Canción sin nombre Pérou, Espagne, Suisse, Etats-Unis 2019 – 97min.
Critique du film
Le vol impuni
Présenté à la Quinzaine des réalisateurs en 2019, Cancion sin nombre est le premier long-métrage de Melina Leon. La Péruvienne signe une fresque sociale qui égratigne un pays privant de liberté ses concitoyens.
Au Pérou, dans les années 80, Georgina (Pamela Mendoza) entend à la radio une annonce qui prendrait en charge les soins médicaux pour les femmes enceintes. Une fois l’accouchement passé, elle demande à récupérer son bébé. En vain. La clinique qui l’a accueillie ne rouvrira jamais ses portes. Désespérée, Georgina décide d’entrer dans une rédaction pour conter son histoire. Dans l’espoir de retrouver sa fille, un journaliste se penche sur le sujet et mène l’enquête.
Baigné dans une esthétique soignée, en noir et blanc rendant le récit très austère et encore plus prenant, Cancion sin nombre repose sur une affaire de trafic d’enfants, sur laquelle le père de la cinéaste a lui-même enquêté. Des quartiers pauvres à la frénésie de Lima, le film se faufile au milieu de la misère humaine, prolongeant la fracture sociale qui ne cesse de s’agrandir plus le récit défile. Parfois un brin trop appuyée, quand Leon braque sa caméra de longues secondes sur le visage déconfit de Pamela Mendoza, la composition reste de bonne facture, surtout ces plans majestueux sur ces pentes de sables où vit Georgina et son mari.
Le tragique au service du poétique, balayant un destin détruit par la malhonnêteté des classes bourgeoises. Profiter de femmes pauvres, enceintes, pour accentuer le trait et démontrer la bassesse humaine. On pourrait reprocher un récit parfois statique, un côté interminable quand la caméra reste focalisée sur la lourdeur du sort de Georgina. Mais l’impuissance de la jeune femme laisse transparaitre la violence du propos: un combat perdu d’avance.
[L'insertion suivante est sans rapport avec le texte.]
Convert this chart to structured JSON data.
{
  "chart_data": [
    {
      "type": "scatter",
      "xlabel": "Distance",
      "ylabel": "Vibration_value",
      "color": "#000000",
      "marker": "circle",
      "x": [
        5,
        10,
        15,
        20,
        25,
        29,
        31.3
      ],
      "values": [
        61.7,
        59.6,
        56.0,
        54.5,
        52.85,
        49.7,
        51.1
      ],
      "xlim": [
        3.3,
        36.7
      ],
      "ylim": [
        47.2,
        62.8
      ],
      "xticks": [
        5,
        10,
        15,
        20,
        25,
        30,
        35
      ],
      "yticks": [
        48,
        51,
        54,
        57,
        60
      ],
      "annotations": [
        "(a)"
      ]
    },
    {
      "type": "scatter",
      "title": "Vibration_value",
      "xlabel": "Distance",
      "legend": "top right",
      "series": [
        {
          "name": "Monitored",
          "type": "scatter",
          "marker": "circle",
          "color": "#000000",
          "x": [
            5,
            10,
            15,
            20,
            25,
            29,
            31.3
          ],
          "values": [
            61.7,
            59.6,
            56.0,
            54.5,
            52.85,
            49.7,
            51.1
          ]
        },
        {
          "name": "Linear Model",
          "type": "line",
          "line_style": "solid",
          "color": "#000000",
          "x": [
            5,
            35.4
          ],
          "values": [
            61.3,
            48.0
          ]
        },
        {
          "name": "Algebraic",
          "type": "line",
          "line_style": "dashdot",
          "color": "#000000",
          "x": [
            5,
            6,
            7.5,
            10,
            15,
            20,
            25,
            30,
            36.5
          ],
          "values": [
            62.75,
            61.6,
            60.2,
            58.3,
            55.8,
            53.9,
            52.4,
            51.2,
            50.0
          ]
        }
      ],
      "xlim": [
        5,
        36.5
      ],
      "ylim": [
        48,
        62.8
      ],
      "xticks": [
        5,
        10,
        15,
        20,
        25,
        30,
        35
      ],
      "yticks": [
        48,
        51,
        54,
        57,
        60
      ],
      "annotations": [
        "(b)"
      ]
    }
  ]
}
Un vrai chemin de traverse qui se termine sur une impasse mortifère.
Le gros souci réside sur le petit écart qui empiète sur la vie privée du journaliste, devenu une cible de choix de par son homosexualité refoulée. Un empilement de couches dramatiques qui peut pousser au soupir, mais force est de constater que Melina Leon réussit, malgré ses petits égarements, à constituer une dramaturgie qui nous plonge dans une enquête démêlant l’injustice qui planait (plane?) sur un pays empêtré dans ses luttes sociales. Derrière une économie proche de s’écrouler dans les années 80, les nantis ont profité des moins nantis; c’est en ça que Cancion sin nombre, à l’aide d’une belle sobriété, réussit à jumeler poésie et corruption.